De quoi sera fait l'avenir pour nous ? Où serons-nous dans dix, vingt ans ? Pour l'instant, nous sommes encore au lendemain de la défaite. Le monde est abasourdi par la nouvelle configuration du plateau, par la partie qu'il va devoir jouer. Les gens s'attendent encore à un sursaut, à un ultime espoir. Ça ne peut pas être fini, pas vrai ? Quelqu'un va forcément faire quelque chose. Les choses vont forcément changer, n'est-ce pas ?

Mais si les choses ne changeaient pas ? Si la victoire de Voldemort s'installait pour de bon ? Si nous étions bel et bien entrés dans un nouveau règne, un règne fait pour durer ?

Pendant trop longtemps, Harry a été ce « quelqu'un » que tous espéraient. Celui qui devait faire quelque chose. Il ne l'avait compris que trop bien. Mais Harry est mort, aujourd'hui. Il a quitté la partie. Et bizarrement, personne ne souhaite prendre sa place...

Les gens sont grégaires. Cela demande plus que du courage pour devenir un héros. Pour se lever et entreprendre une action concrète. Devenir un héros demande d'abandonner tout le reste. Et les survivants autour de moi ont déjà trop souffert... Si on leur accorde la vie sauve, ils accepteront le joug de l'ennemi, et je crains que de longues années ne s'écoulent avant que ne naisse à nouveau la flamme d'un sauveur...

Qu'en est-il de moi dans tout cela ? Que puis-je faire, dans ce monde dont je n'avais pas prévu de faire partie ? Hors de question de renoncer. De courber l'échine, de me plier à ce qu'ils me demanderont de faire. Je n'ai pas le complexe du héros, je n'ai pas la prétention de pouvoir sauver qui que ce soit, ou de changer quoi que ce soit à la situation... Mais jamais je ne me soumettrai. Jamais. Ce n'est tout simplement pas dans mon caractère. Avec Dean, j'ai joué à la victime pendant trop longtemps, mais avec Harry, j'ai appris à redevenir une lionne. Une reine. Je cracherai et mordrai quiconque s'approchera de moi.

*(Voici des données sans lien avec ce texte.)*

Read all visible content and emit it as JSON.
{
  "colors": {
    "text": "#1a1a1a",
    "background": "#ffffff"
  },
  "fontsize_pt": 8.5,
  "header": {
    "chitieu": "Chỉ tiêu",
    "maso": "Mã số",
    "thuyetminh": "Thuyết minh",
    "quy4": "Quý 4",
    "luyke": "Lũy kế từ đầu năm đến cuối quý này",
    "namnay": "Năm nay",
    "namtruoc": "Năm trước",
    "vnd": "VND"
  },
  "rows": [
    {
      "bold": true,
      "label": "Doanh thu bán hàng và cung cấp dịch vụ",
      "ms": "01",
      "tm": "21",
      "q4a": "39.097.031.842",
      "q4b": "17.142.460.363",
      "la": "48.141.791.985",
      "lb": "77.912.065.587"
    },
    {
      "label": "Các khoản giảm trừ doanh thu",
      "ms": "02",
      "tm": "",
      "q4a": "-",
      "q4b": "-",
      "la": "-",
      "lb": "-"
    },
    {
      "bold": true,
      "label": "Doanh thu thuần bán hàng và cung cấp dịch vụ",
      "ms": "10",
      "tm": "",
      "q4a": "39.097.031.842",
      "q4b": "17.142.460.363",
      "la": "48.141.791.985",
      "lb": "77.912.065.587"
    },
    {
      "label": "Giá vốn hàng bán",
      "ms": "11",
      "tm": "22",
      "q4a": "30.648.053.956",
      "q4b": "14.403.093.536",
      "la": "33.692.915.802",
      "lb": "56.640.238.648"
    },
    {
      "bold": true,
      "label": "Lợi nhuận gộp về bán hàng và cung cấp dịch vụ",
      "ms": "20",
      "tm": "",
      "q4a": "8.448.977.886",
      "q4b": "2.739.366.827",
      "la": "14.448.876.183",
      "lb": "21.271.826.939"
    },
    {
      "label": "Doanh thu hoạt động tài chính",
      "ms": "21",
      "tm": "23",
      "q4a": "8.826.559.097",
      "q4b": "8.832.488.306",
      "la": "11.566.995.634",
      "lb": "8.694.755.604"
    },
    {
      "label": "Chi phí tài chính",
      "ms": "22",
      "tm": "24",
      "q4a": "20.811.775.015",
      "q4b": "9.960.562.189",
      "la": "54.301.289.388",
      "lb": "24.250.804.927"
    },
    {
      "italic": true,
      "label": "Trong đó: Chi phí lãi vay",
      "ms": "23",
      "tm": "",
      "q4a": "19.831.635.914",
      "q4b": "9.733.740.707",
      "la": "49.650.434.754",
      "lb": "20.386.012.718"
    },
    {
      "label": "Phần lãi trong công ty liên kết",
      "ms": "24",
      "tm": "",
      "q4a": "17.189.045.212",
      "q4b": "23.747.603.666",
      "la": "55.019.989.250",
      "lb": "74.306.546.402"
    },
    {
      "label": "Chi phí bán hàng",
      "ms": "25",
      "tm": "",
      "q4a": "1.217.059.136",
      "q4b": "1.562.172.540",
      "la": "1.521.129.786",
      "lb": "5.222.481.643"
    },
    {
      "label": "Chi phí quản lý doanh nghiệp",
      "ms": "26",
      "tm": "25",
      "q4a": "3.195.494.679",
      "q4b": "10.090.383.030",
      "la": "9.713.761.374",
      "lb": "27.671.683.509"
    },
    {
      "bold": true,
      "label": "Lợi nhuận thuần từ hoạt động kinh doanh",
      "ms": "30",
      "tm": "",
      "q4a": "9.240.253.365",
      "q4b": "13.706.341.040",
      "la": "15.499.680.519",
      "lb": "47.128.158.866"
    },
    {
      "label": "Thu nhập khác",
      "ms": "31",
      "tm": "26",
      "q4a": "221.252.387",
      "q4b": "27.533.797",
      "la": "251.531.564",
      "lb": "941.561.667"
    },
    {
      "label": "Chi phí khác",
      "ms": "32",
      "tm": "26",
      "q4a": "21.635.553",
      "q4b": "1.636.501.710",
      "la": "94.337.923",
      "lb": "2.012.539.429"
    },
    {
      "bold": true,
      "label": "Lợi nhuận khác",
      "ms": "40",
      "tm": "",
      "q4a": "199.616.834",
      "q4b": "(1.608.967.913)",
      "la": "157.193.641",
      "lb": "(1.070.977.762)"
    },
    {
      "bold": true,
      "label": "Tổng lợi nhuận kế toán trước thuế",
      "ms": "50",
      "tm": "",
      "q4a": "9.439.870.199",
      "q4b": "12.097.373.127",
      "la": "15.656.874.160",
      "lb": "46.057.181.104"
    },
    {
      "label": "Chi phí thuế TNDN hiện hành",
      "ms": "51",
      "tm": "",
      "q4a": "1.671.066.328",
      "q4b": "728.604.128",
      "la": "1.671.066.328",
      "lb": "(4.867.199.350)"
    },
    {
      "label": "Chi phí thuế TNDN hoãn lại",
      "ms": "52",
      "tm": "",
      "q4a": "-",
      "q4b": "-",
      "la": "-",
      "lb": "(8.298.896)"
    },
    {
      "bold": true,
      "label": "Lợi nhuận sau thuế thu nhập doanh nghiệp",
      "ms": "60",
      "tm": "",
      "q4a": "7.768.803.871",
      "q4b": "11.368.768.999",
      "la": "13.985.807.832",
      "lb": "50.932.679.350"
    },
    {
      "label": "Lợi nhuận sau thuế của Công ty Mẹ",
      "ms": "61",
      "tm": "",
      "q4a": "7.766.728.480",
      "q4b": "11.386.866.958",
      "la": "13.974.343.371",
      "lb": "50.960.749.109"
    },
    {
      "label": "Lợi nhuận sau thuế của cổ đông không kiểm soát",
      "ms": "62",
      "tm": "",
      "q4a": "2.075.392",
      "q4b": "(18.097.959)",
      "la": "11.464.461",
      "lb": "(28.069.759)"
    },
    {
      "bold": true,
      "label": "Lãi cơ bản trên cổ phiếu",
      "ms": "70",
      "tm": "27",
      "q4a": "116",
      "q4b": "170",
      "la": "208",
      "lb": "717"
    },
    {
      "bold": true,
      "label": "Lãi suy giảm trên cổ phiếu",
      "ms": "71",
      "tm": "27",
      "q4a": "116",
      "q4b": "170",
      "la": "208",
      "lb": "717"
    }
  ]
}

« Et ta famille... ? » souffle ma conscience pernicieuse. « S'ils menacent tes parents comme ils l'ont fait avec Ron, que feras-tu ? Risqueras-tu leur vie pour sauver ta fierté ? ».

Je baisse la tête. Désolée, maman. Peut-être que le mieux qu'il puisse arriver à notre famille, finalement, c'est que nous mourrions tous le plus tôt possible. Avant de nous trahir. Avant de perdre plus que nous-mêmes. Avant de devenir des êtres que nous ne reconnaitrons pas.

Les deux femmes me secouent, me forcent à me déshabiller et à entrer dans le bain parfumé qu'elles ont fait couler. Hermione venait souvent ici. Je me souviens l'avoir vue s'éclipser à plusieurs reprises, tard le soir, lors de nos beuveries sans fin dans la salle commune des Gryffondors. Je me souviens m'être dit qu'elle devait rejoindre un amant en secret, et je traitais mon frère d'imbécile pour n'avoir pas su le voir et la retenir. Mais en fin de compte, Ron n'a eu que ce qu'il méritait. Pas une seconde, il n'aura su s'y prendre avec elle... Hermione méritait mieux que lui, et au final, j'espère qu'elle l'aura eu, même pendant une courte période de son existence... Maintenant, tout est fini. Hermione est morte. Les nuits d'amour dans la salle de bain des préfets se sont évanouies, et leur mystère avec elle. Où se trouve l'amant secret aujourd'hui ? A-t-il vu sa bien-aimée périr sous ses yeux ? Fait-il partie de ces dizaines de visages anonymes que Voldemort laisse pourrir dans la grande cour du château ?

Sans ménagement, les deux Mangemorts démêlent mes cheveux et frottent ma peau noircie par les combats et la crasse. Comme promis, je ne me laisse pas faire. Les représailles ne marcheront pas sur moi. Bien sûr, lorsque l'on trainera le corps torturé de ma mère sous mes yeux, peut-être cela sera-t-il différent... Mais pour l'instant, je défends ma nudité avec la sauvagerie d'une lionne défendant ses petits.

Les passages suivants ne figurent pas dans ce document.